DER HERR IST UND LEBENDIG MACHT
Ich liebe Pfingsten! Nicht nur weil ich an einem Pfingstfest geboren wurde, sondern weil es in vieler Hinsicht der Inbegriff des vollen Lebens ist. Der Frühling ist nicht erst gerade zaghaft ins Land gezogen, sondern er ist schon kraftvoll fortgeschritten, die Apfelbäume haben schon winzige, verheißungsvolle Früchte angesetzt, der Sommer lässt schon grüßen.

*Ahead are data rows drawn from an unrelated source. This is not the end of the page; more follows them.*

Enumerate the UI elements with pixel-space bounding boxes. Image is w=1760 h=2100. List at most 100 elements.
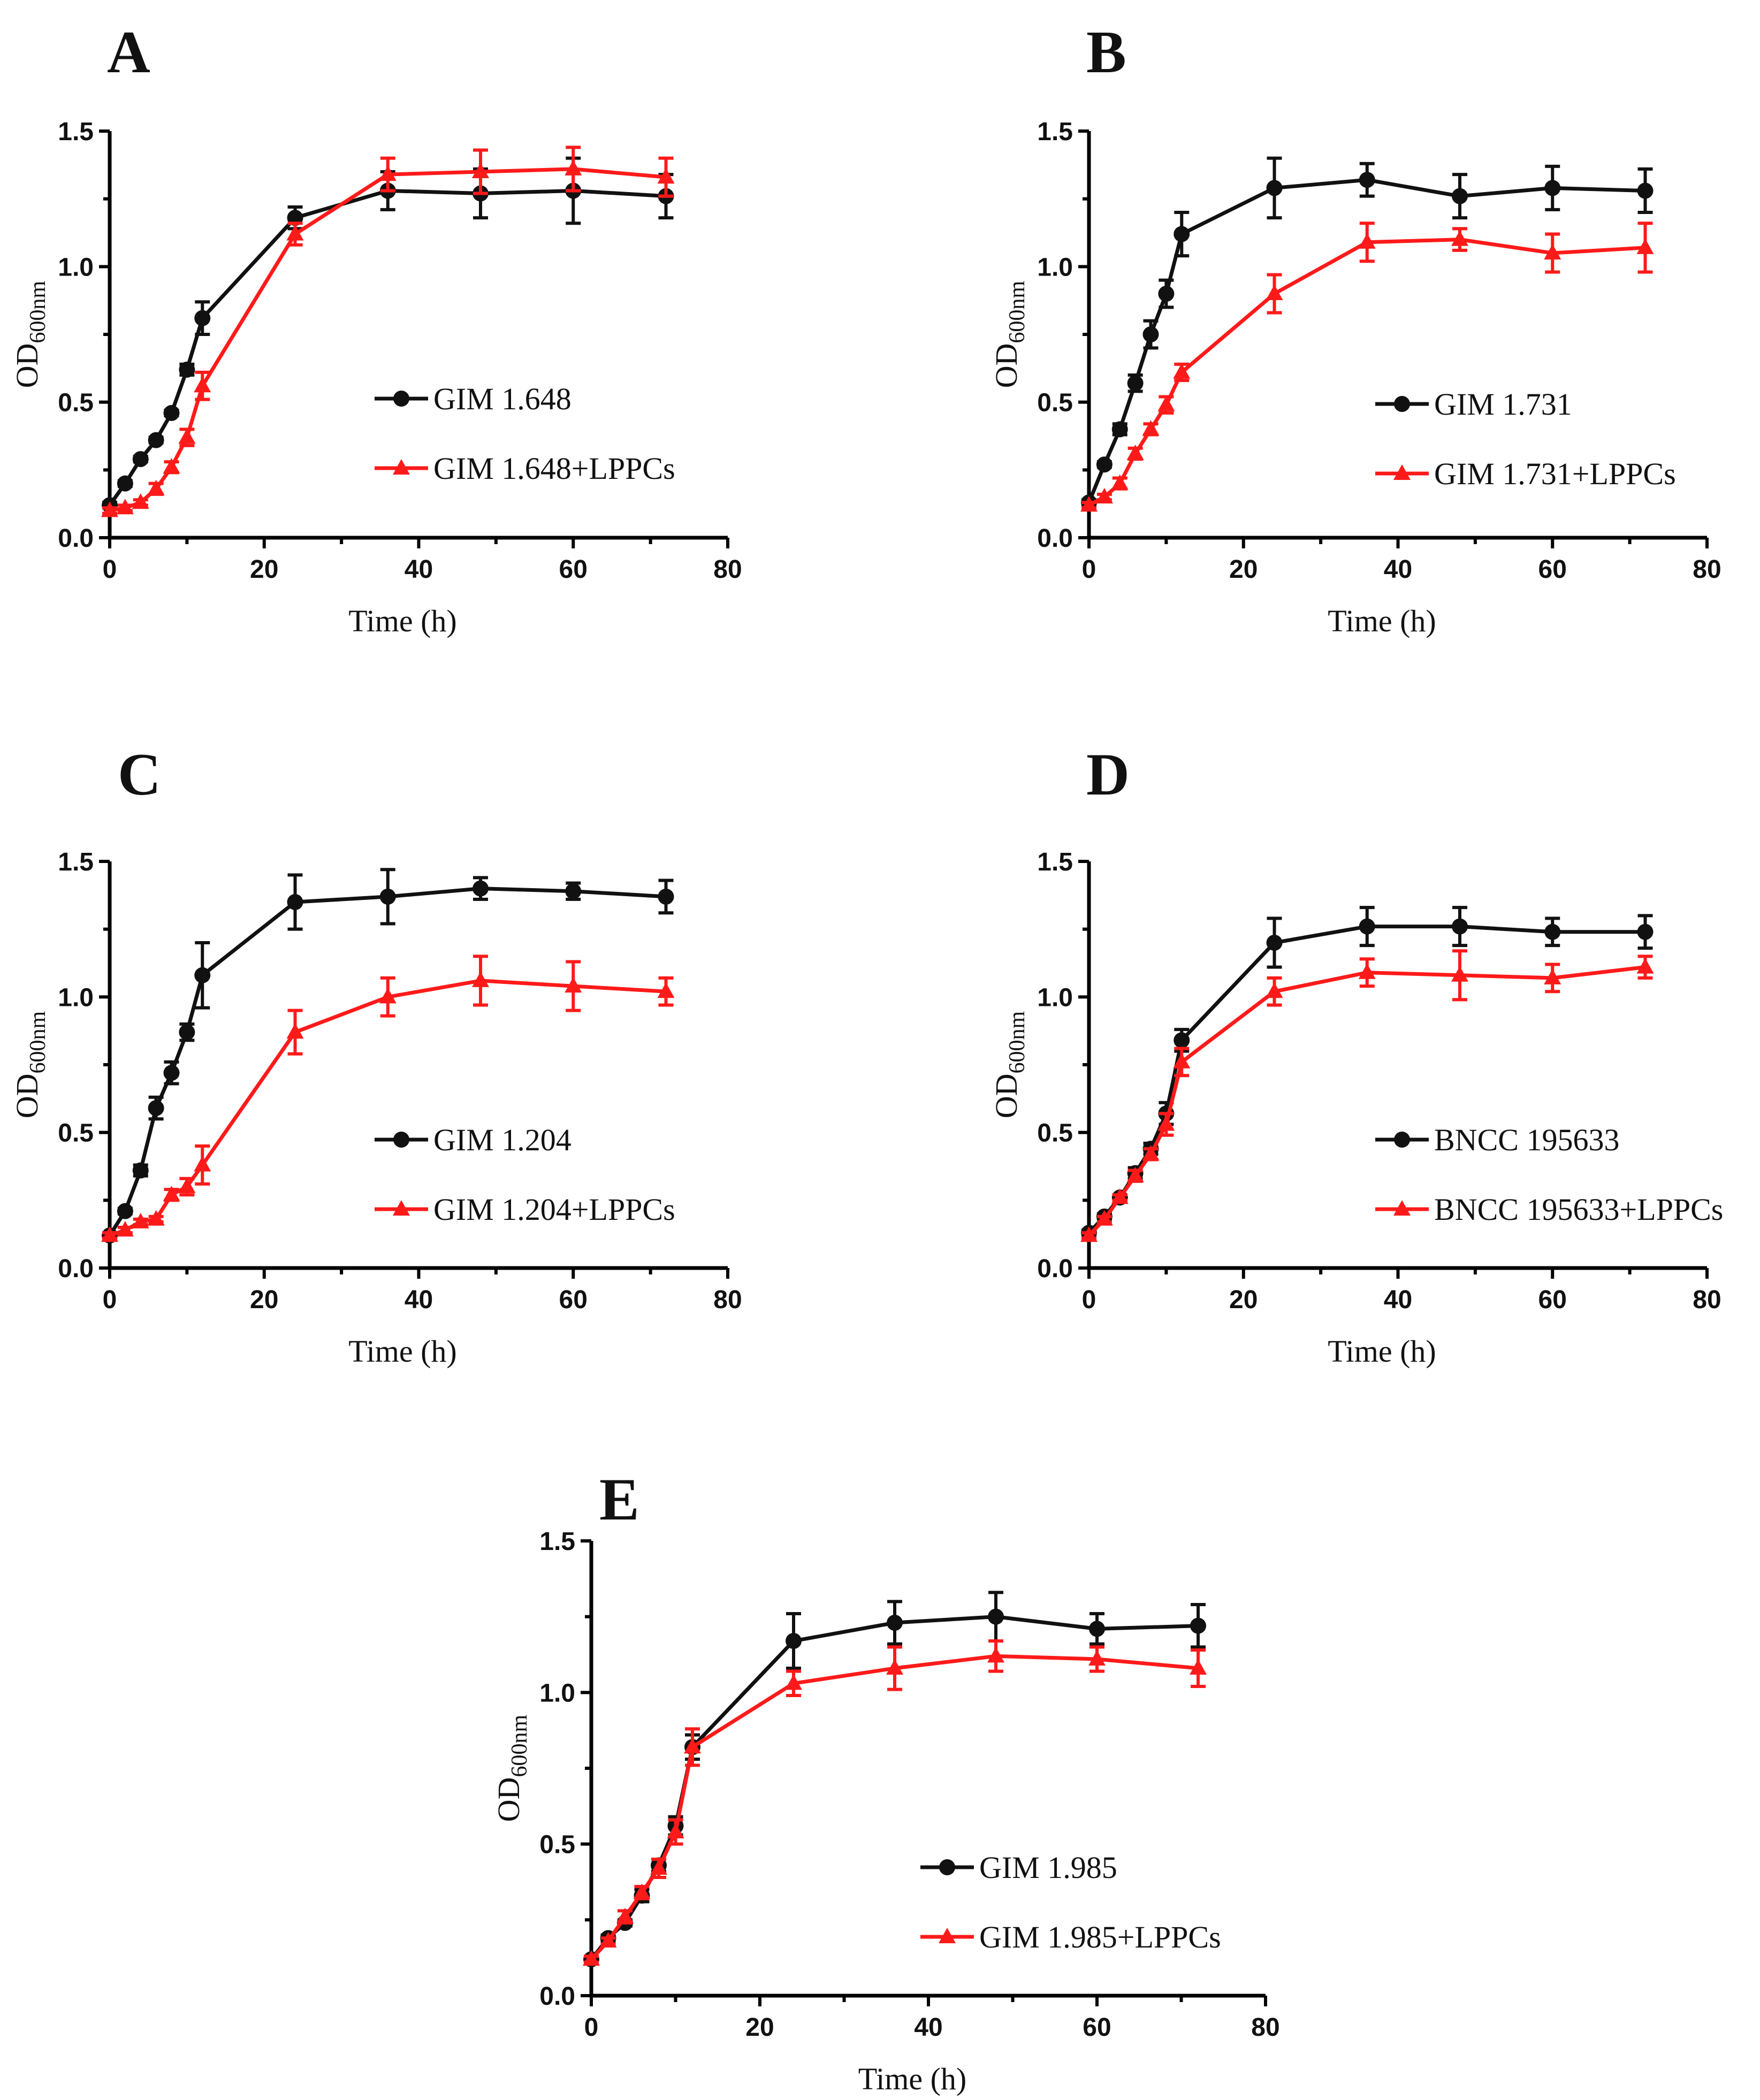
data-point	[132, 1212, 149, 1228]
data-point	[1088, 1650, 1106, 1666]
y-tick-label: 1.5	[58, 118, 94, 146]
legend-entry: GIM 1.648+LPPCs	[375, 451, 675, 486]
data-point	[1359, 918, 1375, 935]
series-lppcs	[101, 146, 675, 517]
chart-panel-c: C 0 20 40 60 80 0.0 0.5 1.0 1.5 Time (h) OD600nm GIM…	[10, 742, 742, 1369]
data-point	[1173, 1052, 1191, 1068]
y-tick-label: 0.0	[1037, 1255, 1073, 1283]
y-tick-label: 0.0	[539, 1982, 575, 2011]
y-tick-label: 1.5	[1037, 848, 1073, 876]
data-point	[599, 1932, 617, 1948]
data-point	[616, 1907, 634, 1923]
data-point	[657, 168, 675, 184]
data-point	[658, 888, 674, 905]
x-tick-label: 80	[713, 1286, 742, 1314]
y-axis-title: OD600nm	[10, 280, 50, 388]
data-point	[163, 1065, 180, 1081]
x-tick-label: 0	[584, 2013, 599, 2042]
data-point	[1174, 1032, 1190, 1049]
y-axis-title-main: OD	[491, 1777, 526, 1822]
legend-label: GIM 1.985+LPPCs	[979, 1920, 1221, 1954]
x-tick-label: 60	[559, 1286, 588, 1314]
data-point	[116, 499, 134, 515]
legend-marker	[393, 391, 409, 407]
data-point	[1544, 180, 1561, 196]
panel-letter: D	[1086, 742, 1130, 808]
legend-marker	[939, 1859, 955, 1875]
data-point	[887, 1615, 903, 1631]
y-tick-label: 1.5	[1037, 118, 1073, 146]
data-point	[178, 1178, 196, 1193]
y-axis-title-main: OD	[989, 343, 1024, 388]
data-point	[1080, 1226, 1098, 1242]
x-axis-title: Time (h)	[858, 2061, 967, 2096]
data-point	[1111, 474, 1129, 490]
legend-label: BNCC 195633	[1434, 1122, 1619, 1157]
data-point	[1111, 1188, 1129, 1204]
y-axis-title: OD600nm	[491, 1714, 532, 1822]
data-point	[379, 988, 397, 1004]
series-lppcs	[1080, 222, 1654, 512]
panel-letter: B	[1086, 19, 1126, 86]
data-point	[472, 971, 489, 987]
data-point	[1266, 285, 1283, 300]
data-point	[194, 967, 211, 983]
chart-panel-e: E 0 20 40 60 80 0.0 0.5 1.0 1.5 Time (h) OD600nm GIM…	[491, 1467, 1280, 2096]
legend-label: GIM 1.204	[433, 1122, 572, 1157]
legend-label: GIM 1.648+LPPCs	[433, 451, 675, 486]
data-point	[1142, 420, 1160, 436]
data-point	[178, 428, 196, 444]
data-point	[163, 458, 180, 474]
legend-marker	[393, 459, 410, 475]
series-lppcs	[1080, 949, 1654, 1242]
legend-marker	[1393, 464, 1411, 480]
y-axis-title: OD600nm	[989, 1011, 1030, 1118]
x-tick-label: 20	[1229, 555, 1258, 584]
data-point	[1127, 375, 1144, 392]
series-control	[1081, 156, 1654, 511]
legend-entry: GIM 1.204+LPPCs	[375, 1192, 675, 1227]
data-point	[1637, 923, 1654, 940]
legend-entry: BNCC 195633	[1375, 1122, 1619, 1157]
panel-letter: E	[599, 1467, 639, 1533]
data-point	[194, 377, 211, 393]
legend-entry: GIM 1.731+LPPCs	[1375, 456, 1676, 491]
data-point	[473, 880, 489, 897]
data-point	[1080, 496, 1098, 512]
data-point	[633, 1883, 651, 1899]
data-point	[117, 1203, 133, 1219]
data-point	[583, 1950, 600, 1966]
legend-marker	[1394, 396, 1410, 412]
data-point	[1359, 172, 1375, 188]
data-point	[179, 1024, 195, 1041]
data-point	[1157, 395, 1175, 411]
data-point	[1452, 918, 1468, 935]
y-axis-title-main: OD	[10, 343, 44, 388]
data-point	[379, 165, 397, 181]
data-point	[132, 1162, 149, 1179]
x-axis-title: Time (h)	[348, 1334, 457, 1369]
data-point	[657, 982, 675, 998]
y-tick-label: 0.5	[539, 1831, 575, 1859]
y-axis-title: OD600nm	[10, 1011, 50, 1118]
data-point	[988, 1608, 1004, 1625]
data-point	[1452, 188, 1468, 204]
x-tick-label: 20	[1229, 1286, 1258, 1314]
data-point	[1174, 226, 1190, 242]
data-point	[147, 479, 165, 495]
y-tick-label: 1.0	[58, 983, 94, 1012]
data-point	[286, 225, 304, 241]
data-point	[1111, 421, 1128, 438]
data-point	[1358, 963, 1376, 979]
data-point	[101, 1226, 118, 1242]
y-axis-title-subscript: 600nm	[1005, 280, 1030, 343]
data-point	[1095, 488, 1113, 503]
data-point	[785, 1674, 802, 1690]
chart-panel-b: B 0 20 40 60 80 0.0 0.5 1.0 1.5 Time (h) OD600nm GIM…	[989, 19, 1721, 638]
data-point	[1095, 1210, 1113, 1226]
data-point	[565, 883, 582, 899]
data-point	[132, 493, 149, 509]
x-tick-label: 80	[713, 555, 742, 584]
data-point	[148, 1100, 164, 1117]
data-point	[1157, 1115, 1175, 1131]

Kirchlich und liturgisch gesehen ist Pfingsten das Fest des Geistes Gottes und das Fest der Kirche. 50 Tage nach Ostern (daher der Name, aus dem griechischen „Pentecoste“, aus dem dann „Pfingsten“ wird) waren die Freunde Jesu weder einmal zusammen. All der Schrecken und das Unerwartete, alles das, was sie wenige Wochen zuvor erlebt hatten, ist ihnen wohl noch in den Knochen gesessen. Auch mit dem auferstandenen Jesus, der sich ihnen mehrmals gezeigt hat, kommen sie noch nicht so ganz zurecht. Sie sind nach wie vor irritiert und zurückgezogen, und so treffen sie sich wieder – wie die Tradition sagt – im Abendmahlssaal, wo sie mit Jesus das letzte besondere Mahl gefeiert hatten.
Und da passiert es: Ein heftiger, brausender Sturm kommt, ein Getöse und etwas, das ihnen wie Feuer vorkommt. Ein feuriges Erleben war es wohl tatsächlich, denn als der Sturm vorbei ist, sind sie „andere“ geworden: Sie wollen sich nicht mehr verkriechen, sondern sie gehen hinaus aus ihren schützenden Mauern und fangen an zu sprechen, „wie es der Geist ihnen eingab“. Sie müssen so begeistert und wohl auch ein wenig auffällig und außer sich gewesen sein, dass sie die einen, die vorbeigekommen sind, ratlos gemacht haben. Die anderen haben gespottet und sie für betrunken gehalten.
Was hat es mit diesem Geist auf sich? Der Geist Gottes ist wirklich feurig, er ist leuchtend und nicht schnell und einfach zu benennen. Er hat viele Namen. Ursprünglich – vom Hebräischen her – ist er der Atem, der Lebensatem, die Lebenskraft Gottes. Später kommen noch andere Namen oder Facetten oder auch Erfahrungen dazu: Der Geist ist der Tröster, der Beistand, der Beweger, der Unruhestifter. Im so genannten alten Glaubensbekenntnis ist es der Geist, „der Herr ist und lebendig macht“.
Pfingsten wird auch das „Geburtsfest der Kirche“ genannt. Die Kirche, das sind die Menschen, „die dem Herrn gehören“ (wieder eine Übersetzung aus dem Griechischen), und es sind die Menschen, die sich vom Geist Gottes anstiften lassen. Menschen, die hinausgehen aus ihren schützenden Mauern und anderen vom dem erzählen, was sie bewegt und was sie von Gott und vom Leben begriffen haben.
Was davon bei anderen ankommt und was es bewirkt, das wissen wir nicht. Vielleicht werden auch sie (oder auch wir?) manchmal für ein bisschen verrückt gehalten. Aber der Geist, der Herr ist und lebendig macht, er wird etwas Gutes daraus machen.
Sr. Christine Rod MC
Sr. Christine Rod ist Theologin und Supervisorin. Sie ist seit 2020 Generalsekretärin der Österreichischen Ordenskonferenz.